Not to mention some guests would eat 3 or 4 rolls each! The amount of rolls we would shape on busier nights was quite a bit to keep up with. Also, our just splendid FOH staff would ask us to fire trays of bread randomly and they would end up throwing away as much as 3-4 full sheets pans of rolls, this would drive me to complete madness!


----------



## phaedrus (Dec 23, 2004)

linecook854 said:


> Not to mention some guests would eat 3 or 4 rolls each! The amount of rolls we would shape on busier nights was quite a bit to keep up with. Also, our just splendid FOH staff would ask us to fire trays of bread randomly and they would end up throwing away as much as 3-4 full sheets pans of rolls, this would drive me to complete madness!

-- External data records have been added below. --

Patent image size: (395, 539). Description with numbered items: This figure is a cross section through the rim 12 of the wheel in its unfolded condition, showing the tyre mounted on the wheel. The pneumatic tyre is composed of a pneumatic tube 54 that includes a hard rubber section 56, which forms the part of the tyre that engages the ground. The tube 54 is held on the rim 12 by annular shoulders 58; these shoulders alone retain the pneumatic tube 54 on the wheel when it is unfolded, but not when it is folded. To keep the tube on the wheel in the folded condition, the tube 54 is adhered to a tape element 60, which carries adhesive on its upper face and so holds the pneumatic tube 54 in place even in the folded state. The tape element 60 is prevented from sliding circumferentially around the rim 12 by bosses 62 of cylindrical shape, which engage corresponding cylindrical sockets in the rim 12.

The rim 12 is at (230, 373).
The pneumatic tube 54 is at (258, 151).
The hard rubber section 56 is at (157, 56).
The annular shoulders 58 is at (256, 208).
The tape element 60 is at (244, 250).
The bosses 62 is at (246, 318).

You can't fix stupid! We pick on FOH I know but some of them have no concept of food or how a restaurant makes money. If you're making it from scratch in-house then firing bread probably shouldn't be their call. At least it should be a FOH sup or manager.


----------



## picpoulsherbet (Oct 6, 2014)

We ser ed gougeres as a pre meal snack to all our customers, this wS the method: make the gougere batter and freeze it in silicone moulds, then turn out of the moulds and box. At 5.30, 7 and 8 I'd bake a batch from frozen (they come out perfect everytime) at 180 for 10, then 150 for 20 then krep themin the hot cupboard. as soon as a table walked in id inject 5he gougeres with a cheese emulsion and serve


----------